For Ajay Banga, “inequality, tension between humanity and nature, and the tendency to apply short-term solutions to long-term problems which only delivers poor results” are the main challenges of his future term. All this “in a context marked by the COVID-19 pandemic, environmental degradation, and the impact of the Russia-Ukraine War.”
“We should regenerate our partnership by engaging governments, the private sector, and other stakeholders to deliver meaningful change,” Adesina Akinwumi, President of AfDB
Banga’s call for a regenerated partnership resonated with AfDB’s President. “There is need for a new way of working between both institutions. “It is more than financial. It’s more about how we work to optimize resources by engaging governments, the private sector, and other stakeholders to deliver meaningful change,” he pointed out.
About climate change, Adesina said it is “decimating lives, displacing people, creating refugees and deepening poverty.” In front of Ajay Banda, he called for “a new way of measuring the wealth of nations:” the GDP “does not consider important factors like a country’s contribution to carbon emission and impact on biodiversity.” Hence, the triangle of disaster: increasing poverty, rising youth unemployment and environmental degradation, and this is breeding ground for terrorism.” Adesina Akinwumi is therefore counting on the future head of the World Bank to advocate “the creation of a global security council on the environment and biodiversity.”

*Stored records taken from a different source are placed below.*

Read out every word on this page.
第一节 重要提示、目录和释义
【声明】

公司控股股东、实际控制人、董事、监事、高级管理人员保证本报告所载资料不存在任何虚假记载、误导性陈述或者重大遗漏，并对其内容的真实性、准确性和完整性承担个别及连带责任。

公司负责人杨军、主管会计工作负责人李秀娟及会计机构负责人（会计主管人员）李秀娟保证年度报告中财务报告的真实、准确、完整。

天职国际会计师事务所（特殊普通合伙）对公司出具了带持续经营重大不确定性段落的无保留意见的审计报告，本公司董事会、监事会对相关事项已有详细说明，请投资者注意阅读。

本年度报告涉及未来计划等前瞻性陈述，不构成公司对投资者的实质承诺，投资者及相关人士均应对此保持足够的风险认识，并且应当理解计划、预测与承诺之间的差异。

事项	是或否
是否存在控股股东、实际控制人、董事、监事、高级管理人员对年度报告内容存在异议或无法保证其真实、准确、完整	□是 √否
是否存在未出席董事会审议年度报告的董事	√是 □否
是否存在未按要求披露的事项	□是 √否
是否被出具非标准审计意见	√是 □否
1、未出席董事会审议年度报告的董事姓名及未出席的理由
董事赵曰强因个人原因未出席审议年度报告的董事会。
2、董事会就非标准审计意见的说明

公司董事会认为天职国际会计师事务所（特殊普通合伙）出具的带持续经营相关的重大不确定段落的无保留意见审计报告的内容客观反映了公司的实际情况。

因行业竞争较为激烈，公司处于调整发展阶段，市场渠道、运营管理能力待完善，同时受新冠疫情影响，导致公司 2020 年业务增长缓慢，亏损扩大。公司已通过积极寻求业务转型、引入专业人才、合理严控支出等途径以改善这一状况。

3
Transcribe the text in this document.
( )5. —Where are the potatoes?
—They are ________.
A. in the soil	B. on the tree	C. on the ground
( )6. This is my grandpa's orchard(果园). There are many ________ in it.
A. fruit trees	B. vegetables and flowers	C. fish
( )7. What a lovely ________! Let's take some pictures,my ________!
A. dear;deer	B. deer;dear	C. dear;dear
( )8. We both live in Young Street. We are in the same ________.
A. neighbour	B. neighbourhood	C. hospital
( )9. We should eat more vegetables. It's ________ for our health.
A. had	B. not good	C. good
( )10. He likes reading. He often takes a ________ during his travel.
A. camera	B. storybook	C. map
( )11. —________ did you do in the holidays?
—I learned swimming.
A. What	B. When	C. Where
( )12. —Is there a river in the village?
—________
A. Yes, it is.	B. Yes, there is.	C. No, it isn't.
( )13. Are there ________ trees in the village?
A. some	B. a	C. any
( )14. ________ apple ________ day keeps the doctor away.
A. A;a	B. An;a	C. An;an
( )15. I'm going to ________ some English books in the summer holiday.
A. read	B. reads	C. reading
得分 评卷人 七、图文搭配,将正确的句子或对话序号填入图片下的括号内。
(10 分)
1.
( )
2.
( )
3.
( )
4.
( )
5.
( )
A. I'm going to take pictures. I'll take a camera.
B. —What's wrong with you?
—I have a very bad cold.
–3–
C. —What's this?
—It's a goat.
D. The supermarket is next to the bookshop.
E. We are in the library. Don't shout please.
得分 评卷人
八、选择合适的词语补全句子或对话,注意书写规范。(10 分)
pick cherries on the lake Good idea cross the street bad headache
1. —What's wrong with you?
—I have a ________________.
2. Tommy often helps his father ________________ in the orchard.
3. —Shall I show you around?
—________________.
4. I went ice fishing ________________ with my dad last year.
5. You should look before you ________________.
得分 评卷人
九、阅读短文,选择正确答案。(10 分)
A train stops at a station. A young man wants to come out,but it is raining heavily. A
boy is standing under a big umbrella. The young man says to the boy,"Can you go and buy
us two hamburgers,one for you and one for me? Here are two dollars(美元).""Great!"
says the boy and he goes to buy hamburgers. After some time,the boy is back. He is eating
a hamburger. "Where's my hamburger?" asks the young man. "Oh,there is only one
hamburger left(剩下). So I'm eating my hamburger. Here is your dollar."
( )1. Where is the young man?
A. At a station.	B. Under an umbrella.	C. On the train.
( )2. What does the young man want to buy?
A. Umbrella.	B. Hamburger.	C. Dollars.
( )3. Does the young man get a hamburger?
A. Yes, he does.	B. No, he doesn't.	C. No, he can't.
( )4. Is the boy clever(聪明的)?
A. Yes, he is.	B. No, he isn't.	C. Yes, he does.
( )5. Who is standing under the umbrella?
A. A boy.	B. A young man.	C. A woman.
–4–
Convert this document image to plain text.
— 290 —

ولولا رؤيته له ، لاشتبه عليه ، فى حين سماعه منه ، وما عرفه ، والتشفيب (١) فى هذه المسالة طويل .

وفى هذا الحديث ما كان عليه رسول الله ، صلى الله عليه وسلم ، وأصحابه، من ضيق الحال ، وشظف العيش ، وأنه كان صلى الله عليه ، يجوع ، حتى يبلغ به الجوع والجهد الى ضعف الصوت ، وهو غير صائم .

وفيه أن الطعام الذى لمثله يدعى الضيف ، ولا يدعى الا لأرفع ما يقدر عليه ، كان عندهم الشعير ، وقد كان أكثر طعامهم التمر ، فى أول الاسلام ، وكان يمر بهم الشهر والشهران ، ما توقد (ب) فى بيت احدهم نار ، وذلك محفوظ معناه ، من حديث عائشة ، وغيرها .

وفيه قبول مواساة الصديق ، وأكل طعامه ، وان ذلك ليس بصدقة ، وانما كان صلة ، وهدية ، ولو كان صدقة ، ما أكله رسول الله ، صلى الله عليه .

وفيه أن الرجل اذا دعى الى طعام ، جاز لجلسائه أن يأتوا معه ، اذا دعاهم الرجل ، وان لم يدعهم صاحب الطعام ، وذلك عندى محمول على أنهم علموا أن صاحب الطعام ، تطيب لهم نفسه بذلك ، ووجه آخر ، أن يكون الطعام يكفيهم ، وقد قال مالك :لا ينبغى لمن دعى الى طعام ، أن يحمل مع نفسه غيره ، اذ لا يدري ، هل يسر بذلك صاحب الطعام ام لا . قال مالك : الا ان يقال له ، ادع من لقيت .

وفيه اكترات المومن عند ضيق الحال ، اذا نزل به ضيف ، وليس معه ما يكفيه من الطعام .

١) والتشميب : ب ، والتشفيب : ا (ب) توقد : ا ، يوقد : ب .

“Africa’s debt overhang should be on agenda of next World Bank president”
Declarations of intent aside, Africa is waiting for Ajay Banda on its debt overhang. In July, the British NGO Debt Justice published a survey showing that “39% of African countries’ accumulated external debt of $696 billion is owed to multilateral institutions such as the World Bank, the International Monetary Fund (IMF) and the AfDB”. According to a recent IMF report, “60% of African countries are at high risk of debt distress, and four of them (Zambia, Ethiopia, Chad and Ghana) have already requested debt restructuring under the G20 Common Framework for Debt Treatment”.
The Heavily Indebted Poor Countries (HIPC) debt relief initiative of 20 years ago no longer seems to be working. And with good reason: times and creditors have changed. The African Union can be an ally through its debt monitoring center for its 55 member states. Together, they can help them improve the management of their public finances.
“Ajay Banda should speak to the presidents of AfDB and AIIB. He began in Africa. This is great,” said Hannah Ryder, CEO of Development Reimagined
Could Ajay Banda, the new World Bank president, be Africa’s “messiah”? For Chris Ferai, a researcher at the Overseas Development Institute (ODI), “World Bank decisions reflect the views of Washington and the major non-borrowing shareholders, rather than those of the recipients”. He adds: “Ajay Banda will have to make policy and operational decisions that satisfy the interests of shareholder governments.
This pessimism is not shared by Hannah Ryder, CEO of Development Reimagined. In a recent column, she advised Ajay Banda to “speak to the presidents of the AfDB and the Asian Infrastructure Investment Bank (AIIB)”. This began in Abidjan. She welcomed this in a subsequent tweet.